Adalet endeksi en yüksek olan ülkelere baktığımızda en belirgin ortak özellikleri refah seviyelerinin yüksek ve insanlar arasındaki refah seviyesinin birbirine yakın olmasıdır. Refah seviyesi yüksek toplumlarda daha az ihtilaf yaşanması, dolayısıyla adaletsizlik ya da haksızlık iddialarının görece az olması bize önemli şeyler söylüyor olsa gerek. Refah seviyesinin düşük, aynı zamanda bireyler arasındaki refah farkının fazla olduğu toplumlarda daha fazla ihtilaf ve daha fazla adaletsizlik hissi görülüyor.

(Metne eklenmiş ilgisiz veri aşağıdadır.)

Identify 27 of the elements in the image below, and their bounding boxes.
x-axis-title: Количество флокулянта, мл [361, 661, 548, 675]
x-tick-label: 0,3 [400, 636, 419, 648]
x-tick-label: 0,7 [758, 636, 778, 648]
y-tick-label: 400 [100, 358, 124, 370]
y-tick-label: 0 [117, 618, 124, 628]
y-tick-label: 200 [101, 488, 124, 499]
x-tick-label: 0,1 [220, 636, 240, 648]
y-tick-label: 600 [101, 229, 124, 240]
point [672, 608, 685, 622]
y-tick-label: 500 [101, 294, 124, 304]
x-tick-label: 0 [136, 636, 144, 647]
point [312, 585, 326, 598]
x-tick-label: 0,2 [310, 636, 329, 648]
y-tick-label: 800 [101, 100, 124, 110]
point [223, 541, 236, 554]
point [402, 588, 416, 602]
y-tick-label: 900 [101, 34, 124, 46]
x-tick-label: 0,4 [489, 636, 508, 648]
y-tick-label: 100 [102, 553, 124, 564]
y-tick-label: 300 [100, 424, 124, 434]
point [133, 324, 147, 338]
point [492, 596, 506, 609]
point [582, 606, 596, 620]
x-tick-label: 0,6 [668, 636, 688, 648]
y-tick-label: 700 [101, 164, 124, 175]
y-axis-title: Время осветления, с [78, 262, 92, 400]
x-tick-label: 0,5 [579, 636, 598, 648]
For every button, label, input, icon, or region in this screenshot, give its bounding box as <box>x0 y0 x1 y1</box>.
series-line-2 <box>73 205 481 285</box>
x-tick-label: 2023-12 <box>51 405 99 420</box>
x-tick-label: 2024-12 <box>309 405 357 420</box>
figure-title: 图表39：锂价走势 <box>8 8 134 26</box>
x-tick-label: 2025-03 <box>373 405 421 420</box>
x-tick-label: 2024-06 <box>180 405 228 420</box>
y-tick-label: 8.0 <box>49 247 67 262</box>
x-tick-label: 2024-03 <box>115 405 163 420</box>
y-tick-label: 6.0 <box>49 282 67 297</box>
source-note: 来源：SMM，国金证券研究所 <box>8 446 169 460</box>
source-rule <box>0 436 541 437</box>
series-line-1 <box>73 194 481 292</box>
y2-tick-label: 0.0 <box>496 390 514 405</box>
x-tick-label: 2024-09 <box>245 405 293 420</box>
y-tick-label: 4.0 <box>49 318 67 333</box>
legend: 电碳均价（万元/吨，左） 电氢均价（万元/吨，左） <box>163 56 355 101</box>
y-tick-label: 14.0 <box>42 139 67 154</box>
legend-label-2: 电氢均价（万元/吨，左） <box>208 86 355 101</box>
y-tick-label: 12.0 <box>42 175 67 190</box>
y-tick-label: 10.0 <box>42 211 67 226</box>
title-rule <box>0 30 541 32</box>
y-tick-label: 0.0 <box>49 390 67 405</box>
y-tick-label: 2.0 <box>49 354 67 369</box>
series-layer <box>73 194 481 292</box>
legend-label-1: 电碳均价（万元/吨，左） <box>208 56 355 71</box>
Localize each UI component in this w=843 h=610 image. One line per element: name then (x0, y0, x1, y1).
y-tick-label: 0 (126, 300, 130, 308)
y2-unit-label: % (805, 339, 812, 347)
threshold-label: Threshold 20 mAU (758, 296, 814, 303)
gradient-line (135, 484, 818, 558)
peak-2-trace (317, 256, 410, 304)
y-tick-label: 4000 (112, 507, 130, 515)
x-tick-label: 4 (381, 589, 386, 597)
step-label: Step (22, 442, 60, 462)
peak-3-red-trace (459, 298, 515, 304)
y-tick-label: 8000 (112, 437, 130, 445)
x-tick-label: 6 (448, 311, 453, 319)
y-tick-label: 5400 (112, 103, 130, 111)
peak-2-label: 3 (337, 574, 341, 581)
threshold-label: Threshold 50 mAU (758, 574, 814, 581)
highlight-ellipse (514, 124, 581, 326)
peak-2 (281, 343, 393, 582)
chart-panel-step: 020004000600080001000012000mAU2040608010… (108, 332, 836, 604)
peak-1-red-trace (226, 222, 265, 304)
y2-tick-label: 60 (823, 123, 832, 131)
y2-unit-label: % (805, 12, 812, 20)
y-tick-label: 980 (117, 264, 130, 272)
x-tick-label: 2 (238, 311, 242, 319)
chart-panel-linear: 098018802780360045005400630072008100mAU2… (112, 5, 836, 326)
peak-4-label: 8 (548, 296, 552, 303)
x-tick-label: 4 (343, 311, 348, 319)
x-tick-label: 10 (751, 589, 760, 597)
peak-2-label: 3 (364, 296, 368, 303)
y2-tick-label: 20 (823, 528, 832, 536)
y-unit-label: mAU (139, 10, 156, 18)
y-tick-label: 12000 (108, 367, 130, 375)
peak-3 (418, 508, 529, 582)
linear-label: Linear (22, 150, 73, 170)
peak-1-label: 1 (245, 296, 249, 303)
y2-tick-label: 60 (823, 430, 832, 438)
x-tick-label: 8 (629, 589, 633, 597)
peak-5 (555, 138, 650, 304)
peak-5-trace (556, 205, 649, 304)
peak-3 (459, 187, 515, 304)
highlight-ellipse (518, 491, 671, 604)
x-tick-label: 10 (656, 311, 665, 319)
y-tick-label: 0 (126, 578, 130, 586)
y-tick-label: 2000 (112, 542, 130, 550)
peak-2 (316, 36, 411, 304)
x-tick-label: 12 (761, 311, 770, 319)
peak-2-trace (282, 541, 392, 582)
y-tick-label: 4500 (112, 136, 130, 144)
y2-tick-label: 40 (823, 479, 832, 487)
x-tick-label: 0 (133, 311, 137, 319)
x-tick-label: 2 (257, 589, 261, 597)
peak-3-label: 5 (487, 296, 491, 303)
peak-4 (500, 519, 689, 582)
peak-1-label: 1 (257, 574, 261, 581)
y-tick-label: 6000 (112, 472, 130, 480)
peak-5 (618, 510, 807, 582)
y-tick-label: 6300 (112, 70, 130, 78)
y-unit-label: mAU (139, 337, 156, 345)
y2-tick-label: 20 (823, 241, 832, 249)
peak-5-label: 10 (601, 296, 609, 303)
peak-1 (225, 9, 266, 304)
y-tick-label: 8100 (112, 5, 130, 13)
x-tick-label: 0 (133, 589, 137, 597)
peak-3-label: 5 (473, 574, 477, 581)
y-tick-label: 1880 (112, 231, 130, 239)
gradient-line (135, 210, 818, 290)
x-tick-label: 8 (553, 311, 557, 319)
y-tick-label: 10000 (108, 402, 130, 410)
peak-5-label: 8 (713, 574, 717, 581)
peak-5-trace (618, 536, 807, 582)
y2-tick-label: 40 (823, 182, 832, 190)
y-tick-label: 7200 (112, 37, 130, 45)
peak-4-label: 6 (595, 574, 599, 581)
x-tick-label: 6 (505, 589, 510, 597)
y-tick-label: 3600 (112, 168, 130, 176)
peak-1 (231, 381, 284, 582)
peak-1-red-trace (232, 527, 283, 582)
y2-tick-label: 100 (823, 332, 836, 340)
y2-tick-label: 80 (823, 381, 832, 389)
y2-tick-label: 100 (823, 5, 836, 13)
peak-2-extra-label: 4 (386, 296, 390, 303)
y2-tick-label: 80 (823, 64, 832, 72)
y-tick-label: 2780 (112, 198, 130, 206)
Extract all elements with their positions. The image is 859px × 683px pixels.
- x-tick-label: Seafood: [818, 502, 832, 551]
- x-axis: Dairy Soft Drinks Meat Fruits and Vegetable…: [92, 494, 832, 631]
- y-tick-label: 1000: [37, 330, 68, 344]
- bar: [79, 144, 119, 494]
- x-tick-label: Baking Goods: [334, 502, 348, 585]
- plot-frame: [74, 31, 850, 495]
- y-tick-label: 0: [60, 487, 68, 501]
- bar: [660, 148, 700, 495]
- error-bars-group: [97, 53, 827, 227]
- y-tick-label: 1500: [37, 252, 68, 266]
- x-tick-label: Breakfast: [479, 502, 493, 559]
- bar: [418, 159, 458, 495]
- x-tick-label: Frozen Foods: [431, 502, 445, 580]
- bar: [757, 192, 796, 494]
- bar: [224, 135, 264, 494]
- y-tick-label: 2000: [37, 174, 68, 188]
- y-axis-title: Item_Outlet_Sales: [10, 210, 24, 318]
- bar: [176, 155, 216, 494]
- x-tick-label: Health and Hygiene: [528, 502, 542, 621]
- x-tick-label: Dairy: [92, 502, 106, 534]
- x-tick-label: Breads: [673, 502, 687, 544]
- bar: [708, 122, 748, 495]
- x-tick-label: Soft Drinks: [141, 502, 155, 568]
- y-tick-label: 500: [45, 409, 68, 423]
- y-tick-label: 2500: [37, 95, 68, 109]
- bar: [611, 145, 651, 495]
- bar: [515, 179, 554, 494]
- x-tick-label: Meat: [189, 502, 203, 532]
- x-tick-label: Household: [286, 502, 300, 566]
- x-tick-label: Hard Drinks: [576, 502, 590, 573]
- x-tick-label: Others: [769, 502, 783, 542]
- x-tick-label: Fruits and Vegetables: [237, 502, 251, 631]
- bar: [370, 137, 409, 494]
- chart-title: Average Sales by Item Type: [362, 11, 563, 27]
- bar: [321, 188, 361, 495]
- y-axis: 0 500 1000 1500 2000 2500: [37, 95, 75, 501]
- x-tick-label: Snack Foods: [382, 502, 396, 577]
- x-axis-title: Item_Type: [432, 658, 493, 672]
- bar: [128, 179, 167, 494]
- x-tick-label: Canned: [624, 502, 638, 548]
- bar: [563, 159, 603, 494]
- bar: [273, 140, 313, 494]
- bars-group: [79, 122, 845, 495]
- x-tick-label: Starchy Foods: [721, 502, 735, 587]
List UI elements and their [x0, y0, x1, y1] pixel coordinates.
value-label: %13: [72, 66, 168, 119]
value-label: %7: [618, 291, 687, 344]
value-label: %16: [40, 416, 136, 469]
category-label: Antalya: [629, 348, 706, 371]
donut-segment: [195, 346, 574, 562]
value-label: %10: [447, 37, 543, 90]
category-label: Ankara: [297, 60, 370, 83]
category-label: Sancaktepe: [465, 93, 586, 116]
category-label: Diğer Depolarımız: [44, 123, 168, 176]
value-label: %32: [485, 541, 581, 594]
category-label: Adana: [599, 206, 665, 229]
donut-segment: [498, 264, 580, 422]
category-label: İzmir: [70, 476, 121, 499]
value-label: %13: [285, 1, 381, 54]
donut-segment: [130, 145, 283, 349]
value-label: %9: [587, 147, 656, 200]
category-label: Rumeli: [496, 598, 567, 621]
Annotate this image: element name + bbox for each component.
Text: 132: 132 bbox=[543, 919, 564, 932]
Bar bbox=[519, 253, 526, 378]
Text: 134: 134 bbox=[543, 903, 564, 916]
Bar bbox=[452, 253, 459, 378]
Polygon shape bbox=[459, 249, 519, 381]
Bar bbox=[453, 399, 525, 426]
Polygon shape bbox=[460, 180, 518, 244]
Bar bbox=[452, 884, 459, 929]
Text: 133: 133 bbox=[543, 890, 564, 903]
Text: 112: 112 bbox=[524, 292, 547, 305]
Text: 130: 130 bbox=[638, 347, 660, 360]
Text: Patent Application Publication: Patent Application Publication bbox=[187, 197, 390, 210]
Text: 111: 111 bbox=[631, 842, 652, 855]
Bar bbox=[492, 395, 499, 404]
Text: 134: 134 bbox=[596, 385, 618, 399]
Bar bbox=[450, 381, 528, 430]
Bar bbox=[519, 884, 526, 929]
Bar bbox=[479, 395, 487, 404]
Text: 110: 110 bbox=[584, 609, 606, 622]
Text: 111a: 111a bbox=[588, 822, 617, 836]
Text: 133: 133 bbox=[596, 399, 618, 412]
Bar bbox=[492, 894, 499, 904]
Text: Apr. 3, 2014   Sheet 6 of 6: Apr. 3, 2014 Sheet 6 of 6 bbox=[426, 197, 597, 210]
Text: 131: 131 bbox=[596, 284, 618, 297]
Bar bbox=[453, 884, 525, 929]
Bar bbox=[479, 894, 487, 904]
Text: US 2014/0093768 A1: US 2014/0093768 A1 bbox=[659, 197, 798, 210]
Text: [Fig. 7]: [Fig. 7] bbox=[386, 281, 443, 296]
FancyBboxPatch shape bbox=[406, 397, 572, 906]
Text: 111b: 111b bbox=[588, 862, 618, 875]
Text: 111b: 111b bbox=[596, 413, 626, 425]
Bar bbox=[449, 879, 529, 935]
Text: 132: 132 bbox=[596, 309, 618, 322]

Yoksunluk, tatminsizlik ve eşitsizlik insanların kişiliklerine neredeyse telafisi mümkün olmayan zararlar veriyor. Bu travmaların şekillendirdiği toplumsal ilişkiler bir adaletsizlik kısırdöngüsü yaratır. Huzursuzlukla karakterize olan toplumların adalet talepleri dahi bir dengesizlik içerir.
Düşünce tarihinin en çetrefilli, tartışmalı ve tüketilemez konularından birisi olan adalet hakkında sayısız fikrin, teorinin ve yaklaşımın olduğu doğrudur. Bu teorilerin adalete ilişkin sık sık düştükleri hatalı bakış açısı, adaleti ararken mesele sanki salt adaletsizlikten ibaretmiş gibi yola çıkarak aramaktır. Tıpkı hastalık şikayetinin olmamasının sağlıklı olunduğuna işaret etmesi gibi haksızlık şikayetinin olmaması da o toplumun gayet adil olduğunu gösterir. Bu nedenle değerini ve önemini adaletsizlikten almayan, var edilmek için bozulmaya ihtiyaç duymayan bir adalet anlayışına yönelmemiz gerekir. Öyleyse, adaleti bozulduktan sonra gecikmiş ve eksik olarak tesis etmeyi vaat etmek yerine, bakış açımızı değiştirerek artık adalet meselesinde içine düştüğümüz kısırdöngüden nasıl kurtulabileceğimize yoğunlaşmalıyız.